Conditional neural field for spatial dimension reduction of turbulence data: A comparison study
Physics of Fluids · 2026 · cited 0 · doi.org/10.1063/5.0310238
We investigate conditional neural fields (CNFs), mesh-agnostic, coordinate-based decoders conditioned on a low-dimensional latent, for spatial dimensionality reduction of turbulent flows. CNFs are benchmarked against Proper Orthogonal Decomposition and a convolutional autoencoder within a unified encoding–decoding framework and a common evaluation protocol that explicitly separates in-range (interpolative) from out-of-range (strict extrapolative) testing beyond the training horizon, with identical preprocessing, metrics, and fixed splits across all baselines. We examine three conditioning mechanisms: (i) activation-only modulation (often termed FiLM), (ii) low-rank weight + bias modulation (termed FP), and (iii) last-layer inner-product coupling, and introduce a novel domain-decomposed CNF that localizes complexities.
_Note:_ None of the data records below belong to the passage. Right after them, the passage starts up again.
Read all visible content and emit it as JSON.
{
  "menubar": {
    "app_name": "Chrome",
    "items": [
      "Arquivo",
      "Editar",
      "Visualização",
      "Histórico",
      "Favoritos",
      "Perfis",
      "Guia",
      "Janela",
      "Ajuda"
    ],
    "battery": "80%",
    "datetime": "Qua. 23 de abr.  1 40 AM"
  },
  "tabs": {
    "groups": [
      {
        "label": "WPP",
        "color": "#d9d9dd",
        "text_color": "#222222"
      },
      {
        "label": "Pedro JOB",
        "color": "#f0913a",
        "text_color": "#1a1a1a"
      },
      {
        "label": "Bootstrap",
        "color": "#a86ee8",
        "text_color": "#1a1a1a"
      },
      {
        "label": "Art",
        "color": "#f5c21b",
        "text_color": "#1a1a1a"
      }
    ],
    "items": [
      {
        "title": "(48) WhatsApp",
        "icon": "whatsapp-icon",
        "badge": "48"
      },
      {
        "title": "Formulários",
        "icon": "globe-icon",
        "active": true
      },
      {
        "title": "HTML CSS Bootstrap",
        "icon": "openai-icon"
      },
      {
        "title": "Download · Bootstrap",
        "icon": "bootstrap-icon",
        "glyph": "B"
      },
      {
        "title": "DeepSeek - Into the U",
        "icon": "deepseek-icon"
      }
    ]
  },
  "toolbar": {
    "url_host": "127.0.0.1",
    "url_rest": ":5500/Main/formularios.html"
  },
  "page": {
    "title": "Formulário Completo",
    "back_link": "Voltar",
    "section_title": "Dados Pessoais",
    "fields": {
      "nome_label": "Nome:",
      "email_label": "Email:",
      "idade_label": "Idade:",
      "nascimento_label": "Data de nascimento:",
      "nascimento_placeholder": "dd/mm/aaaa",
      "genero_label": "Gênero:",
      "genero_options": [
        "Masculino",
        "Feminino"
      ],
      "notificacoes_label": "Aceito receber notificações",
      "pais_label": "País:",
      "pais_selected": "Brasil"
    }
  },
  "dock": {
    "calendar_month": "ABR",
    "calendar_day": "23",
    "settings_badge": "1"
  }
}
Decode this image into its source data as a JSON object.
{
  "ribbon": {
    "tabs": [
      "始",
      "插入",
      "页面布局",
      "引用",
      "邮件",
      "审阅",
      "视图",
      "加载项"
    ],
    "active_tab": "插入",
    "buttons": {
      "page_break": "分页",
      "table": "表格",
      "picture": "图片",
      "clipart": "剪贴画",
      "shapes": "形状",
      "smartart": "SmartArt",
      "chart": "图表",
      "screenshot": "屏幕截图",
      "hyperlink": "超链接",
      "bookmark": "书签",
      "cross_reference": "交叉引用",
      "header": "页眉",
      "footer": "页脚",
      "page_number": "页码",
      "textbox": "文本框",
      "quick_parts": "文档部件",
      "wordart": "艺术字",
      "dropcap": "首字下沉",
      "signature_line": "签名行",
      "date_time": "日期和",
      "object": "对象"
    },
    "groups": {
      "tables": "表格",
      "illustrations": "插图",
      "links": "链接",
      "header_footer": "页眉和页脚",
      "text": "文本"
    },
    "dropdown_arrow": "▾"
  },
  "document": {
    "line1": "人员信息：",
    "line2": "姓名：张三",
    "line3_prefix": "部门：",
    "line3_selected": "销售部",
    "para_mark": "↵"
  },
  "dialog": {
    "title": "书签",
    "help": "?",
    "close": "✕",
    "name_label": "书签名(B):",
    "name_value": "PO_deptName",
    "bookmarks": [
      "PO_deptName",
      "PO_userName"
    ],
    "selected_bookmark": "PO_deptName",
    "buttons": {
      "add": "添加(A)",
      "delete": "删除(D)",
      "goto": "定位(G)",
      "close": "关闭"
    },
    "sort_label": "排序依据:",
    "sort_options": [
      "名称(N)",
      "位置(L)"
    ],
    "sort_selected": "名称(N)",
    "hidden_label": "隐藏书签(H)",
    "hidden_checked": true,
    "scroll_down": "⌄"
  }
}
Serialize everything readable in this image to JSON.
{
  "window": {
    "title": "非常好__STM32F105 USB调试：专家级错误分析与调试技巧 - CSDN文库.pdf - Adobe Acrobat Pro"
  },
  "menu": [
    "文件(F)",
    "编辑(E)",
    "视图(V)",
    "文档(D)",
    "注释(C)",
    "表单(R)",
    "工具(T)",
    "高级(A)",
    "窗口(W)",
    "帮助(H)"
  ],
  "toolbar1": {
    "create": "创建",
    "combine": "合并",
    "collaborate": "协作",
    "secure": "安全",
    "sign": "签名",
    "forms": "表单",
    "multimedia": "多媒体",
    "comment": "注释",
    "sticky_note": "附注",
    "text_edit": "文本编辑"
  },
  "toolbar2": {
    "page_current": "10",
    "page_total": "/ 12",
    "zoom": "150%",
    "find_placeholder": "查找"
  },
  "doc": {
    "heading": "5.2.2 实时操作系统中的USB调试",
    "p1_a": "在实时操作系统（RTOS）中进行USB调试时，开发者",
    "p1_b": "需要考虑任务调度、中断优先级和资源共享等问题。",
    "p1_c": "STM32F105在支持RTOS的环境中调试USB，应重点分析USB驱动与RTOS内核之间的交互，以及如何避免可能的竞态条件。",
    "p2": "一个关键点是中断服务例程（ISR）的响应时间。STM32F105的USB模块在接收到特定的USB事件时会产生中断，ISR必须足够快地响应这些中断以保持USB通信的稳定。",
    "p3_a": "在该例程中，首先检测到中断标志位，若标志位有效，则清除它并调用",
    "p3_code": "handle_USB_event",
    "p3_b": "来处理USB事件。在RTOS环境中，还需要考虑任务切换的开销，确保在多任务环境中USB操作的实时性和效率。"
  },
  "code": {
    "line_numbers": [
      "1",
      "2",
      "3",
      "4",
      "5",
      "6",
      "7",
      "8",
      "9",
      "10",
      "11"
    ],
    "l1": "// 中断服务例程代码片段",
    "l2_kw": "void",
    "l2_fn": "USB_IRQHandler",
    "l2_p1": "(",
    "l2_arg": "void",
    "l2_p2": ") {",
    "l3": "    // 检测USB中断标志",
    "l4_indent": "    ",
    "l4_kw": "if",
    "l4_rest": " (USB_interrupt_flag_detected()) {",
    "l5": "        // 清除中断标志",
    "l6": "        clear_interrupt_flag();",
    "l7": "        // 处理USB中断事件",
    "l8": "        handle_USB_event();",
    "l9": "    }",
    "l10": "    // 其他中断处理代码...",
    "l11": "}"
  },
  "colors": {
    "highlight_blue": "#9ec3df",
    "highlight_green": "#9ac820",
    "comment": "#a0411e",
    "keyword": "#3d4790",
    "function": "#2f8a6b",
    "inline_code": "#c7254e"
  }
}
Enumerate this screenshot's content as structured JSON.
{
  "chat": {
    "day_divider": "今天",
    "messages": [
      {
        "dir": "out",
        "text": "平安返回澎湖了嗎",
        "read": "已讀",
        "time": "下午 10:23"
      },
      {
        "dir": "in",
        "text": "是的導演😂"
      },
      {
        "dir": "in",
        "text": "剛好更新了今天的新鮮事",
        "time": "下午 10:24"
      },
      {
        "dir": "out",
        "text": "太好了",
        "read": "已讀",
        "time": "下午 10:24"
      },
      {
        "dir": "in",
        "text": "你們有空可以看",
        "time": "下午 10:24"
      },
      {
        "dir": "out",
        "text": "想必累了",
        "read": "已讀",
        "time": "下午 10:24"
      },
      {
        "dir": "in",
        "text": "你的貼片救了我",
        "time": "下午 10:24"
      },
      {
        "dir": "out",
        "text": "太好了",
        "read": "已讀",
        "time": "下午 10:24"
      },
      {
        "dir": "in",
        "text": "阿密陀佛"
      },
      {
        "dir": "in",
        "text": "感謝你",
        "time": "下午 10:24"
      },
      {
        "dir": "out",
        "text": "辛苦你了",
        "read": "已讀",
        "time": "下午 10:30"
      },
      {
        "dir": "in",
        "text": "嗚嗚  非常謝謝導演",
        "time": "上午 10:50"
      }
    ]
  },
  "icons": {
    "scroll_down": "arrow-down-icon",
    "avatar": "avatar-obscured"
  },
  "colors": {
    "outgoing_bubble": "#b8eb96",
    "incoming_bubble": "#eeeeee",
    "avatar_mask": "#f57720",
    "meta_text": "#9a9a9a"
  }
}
Across representative turbulence datasets (WMLES channel inflow, DNS channel inflow, and wall pressure fluctuations over turbulent boundary layers), CNF-FP achieves the lowest training and in-range testing errors, while CNF-FiLM generalizes best for out-of-range scenarios once moderate latent capacity is available. Domain decomposition significantly improves out-of-range accuracy, especially for the more demanding datasets. The study provides a rigorous, physics-aware basis for selecting conditioning, capacity, and domain decomposition when using CNFs for turbulence compression and reconstruction.